Он ткнул Вернеру руку и сел против него. И, наклонившись близко, подмигнул одним глазом и быстро провел рукою по шее.
– Тоже? А?
– Тоже! – улыбнулся Вернер.
– Да неужто всех?
– Всех.
– Ого! – оскалился Цыганок и быстро ощупал глазами всех, на мгновение дольше остановился на Мусе и Янсоне. И снова подмигнул Вернеру:
– Министра?
– Министра. А ты?
– Я, барин, по другому делу. Куда нам до министра! Я, барин, разбойник, вот я кто. Душегуб. Ничего, барин, потеснись, не своей волей в компанию затесался. На том свете всем места хватит.

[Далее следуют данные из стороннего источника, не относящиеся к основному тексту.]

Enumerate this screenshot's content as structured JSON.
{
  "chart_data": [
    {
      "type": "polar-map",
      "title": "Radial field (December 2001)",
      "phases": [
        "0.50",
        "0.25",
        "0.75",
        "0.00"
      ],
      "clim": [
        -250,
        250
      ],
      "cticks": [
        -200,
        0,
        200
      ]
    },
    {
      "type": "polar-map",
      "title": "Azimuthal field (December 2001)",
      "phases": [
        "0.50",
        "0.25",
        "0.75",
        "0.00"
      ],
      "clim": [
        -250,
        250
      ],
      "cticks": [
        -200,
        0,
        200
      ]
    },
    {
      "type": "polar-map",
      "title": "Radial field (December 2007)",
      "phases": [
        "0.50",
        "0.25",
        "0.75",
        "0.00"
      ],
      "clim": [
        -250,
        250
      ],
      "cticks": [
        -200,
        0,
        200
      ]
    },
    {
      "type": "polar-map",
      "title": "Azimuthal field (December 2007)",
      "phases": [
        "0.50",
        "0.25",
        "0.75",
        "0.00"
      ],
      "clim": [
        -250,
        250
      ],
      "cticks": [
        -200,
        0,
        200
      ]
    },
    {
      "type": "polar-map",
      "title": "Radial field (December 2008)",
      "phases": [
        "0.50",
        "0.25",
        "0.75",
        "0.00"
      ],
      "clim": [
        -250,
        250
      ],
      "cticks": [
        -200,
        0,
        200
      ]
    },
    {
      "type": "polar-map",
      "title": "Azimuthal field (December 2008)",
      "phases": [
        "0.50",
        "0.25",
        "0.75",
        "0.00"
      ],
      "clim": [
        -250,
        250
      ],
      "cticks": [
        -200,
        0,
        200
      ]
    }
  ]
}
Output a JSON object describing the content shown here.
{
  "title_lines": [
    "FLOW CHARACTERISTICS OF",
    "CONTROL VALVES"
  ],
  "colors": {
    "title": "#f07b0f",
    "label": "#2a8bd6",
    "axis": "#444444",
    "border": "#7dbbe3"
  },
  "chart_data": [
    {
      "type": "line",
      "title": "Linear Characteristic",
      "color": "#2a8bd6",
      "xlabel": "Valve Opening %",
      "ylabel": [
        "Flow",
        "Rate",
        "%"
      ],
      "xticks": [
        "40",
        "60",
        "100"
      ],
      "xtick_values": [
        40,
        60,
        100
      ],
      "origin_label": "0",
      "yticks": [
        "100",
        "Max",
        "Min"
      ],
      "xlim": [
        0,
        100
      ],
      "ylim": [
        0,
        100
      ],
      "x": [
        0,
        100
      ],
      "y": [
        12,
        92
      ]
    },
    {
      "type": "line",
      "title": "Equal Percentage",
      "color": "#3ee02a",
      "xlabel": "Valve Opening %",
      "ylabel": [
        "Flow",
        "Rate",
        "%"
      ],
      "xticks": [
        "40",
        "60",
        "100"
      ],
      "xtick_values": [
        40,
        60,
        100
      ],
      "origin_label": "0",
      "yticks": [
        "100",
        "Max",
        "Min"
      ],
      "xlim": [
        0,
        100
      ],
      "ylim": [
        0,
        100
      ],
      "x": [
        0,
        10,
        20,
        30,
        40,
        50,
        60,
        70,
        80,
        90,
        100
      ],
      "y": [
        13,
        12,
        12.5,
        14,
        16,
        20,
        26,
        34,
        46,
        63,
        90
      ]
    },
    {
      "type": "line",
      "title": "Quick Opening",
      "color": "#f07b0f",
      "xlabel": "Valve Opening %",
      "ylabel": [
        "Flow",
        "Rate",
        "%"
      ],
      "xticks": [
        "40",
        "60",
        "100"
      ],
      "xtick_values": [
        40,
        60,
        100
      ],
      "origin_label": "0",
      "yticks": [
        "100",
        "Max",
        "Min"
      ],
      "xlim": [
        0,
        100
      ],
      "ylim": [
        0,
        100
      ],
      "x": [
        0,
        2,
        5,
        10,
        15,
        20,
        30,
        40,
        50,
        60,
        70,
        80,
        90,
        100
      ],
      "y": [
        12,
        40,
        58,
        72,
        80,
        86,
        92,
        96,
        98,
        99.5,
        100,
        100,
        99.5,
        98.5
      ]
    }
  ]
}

Он дико, из-под взлохматившихся волос, обвел всех одним стремительным, недоверчивым взглядом. Но все смотрели на него молча и серьезно и даже с видимым участием. Оскалился и быстро несколько раз похлопал Вернера по коленке.
– Так-то, барин! Как в песне поется: не шуми ты, мать, зеленая дубравушка.
– Зачем ты зовешь меня барином, когда мы все…
– Верно, – с удовольствием согласился Цыганок. – Какой ты барин, когда рядом со мной висеть будешь! Вот он кто барин-то, – ткнул он пальцем на молчаливого жандарма. – Э, а вот энтот-то ваш того, не хуже нашего, – указал он глазами на Василия. – Барин, а барин, боишься, а?
– Ничего, – ответил туго ворочающийся язык.
– Ну уж какой там ничего. Да ты не стыдись, тут стыдиться нечего. Это собака только хвостом виляет да зубы скалит, как ее вешать ведут, а ты ведь человек. А этот кто, лопоухий? Этот не из ваших?
Он быстро перескакивал глазами и непрестанно, с шипением сплевывал набегающую сладкую слюну. Янсон, неподвижным комочком прижавшийся в углу, слегка шевельнул крыльями своей облезлой меховой шапки, но ничего не ответил. Ответил за него Вернер:
– Хозяина зарезал.
– Господи! – удивился Цыганок. – И как таким позволяют людей резать!
Уже давно, искоса, Цыганок приглядывался к Мусе и теперь, быстро повернувшись, резко и прямо уставился на нее.
– Барышня, а барышня! Вы что же это! И щечки розовеныше, и смеется. Гляди, она вправду смеется, – схватил он Вернера за колено цепкими, точно железными пальцами. – Гляди, гляди!
Покраснев, с несколько смущенной улыбкой, Муся также смотрела в его острые, несколько безумные, тяжело и дико вопрошающие глаза.
Все молчали.
Дробно и деловито постукивали колеса, маленькие вагончики попрыгивали по узеньким рельсам и старательно бежали. Вот на закруглении или у переезда жидко и старательно засвистел паровозик – машинист боялся кого-нибудь задавить. И дико было подумать, что в повешение людей вносится так много обычной человеческой аккуратности, старания, деловитости, что самое безумное на земле дело совершается с таким простым, разумным видом. Бежали вагоны, в них сидели люди, как всегда сидят, и ехали, как они обычно ездят; а потом будет остановка, как всегда – «поезд стоит пять минут».
И тут наступит смерть – вечность – великая тайна.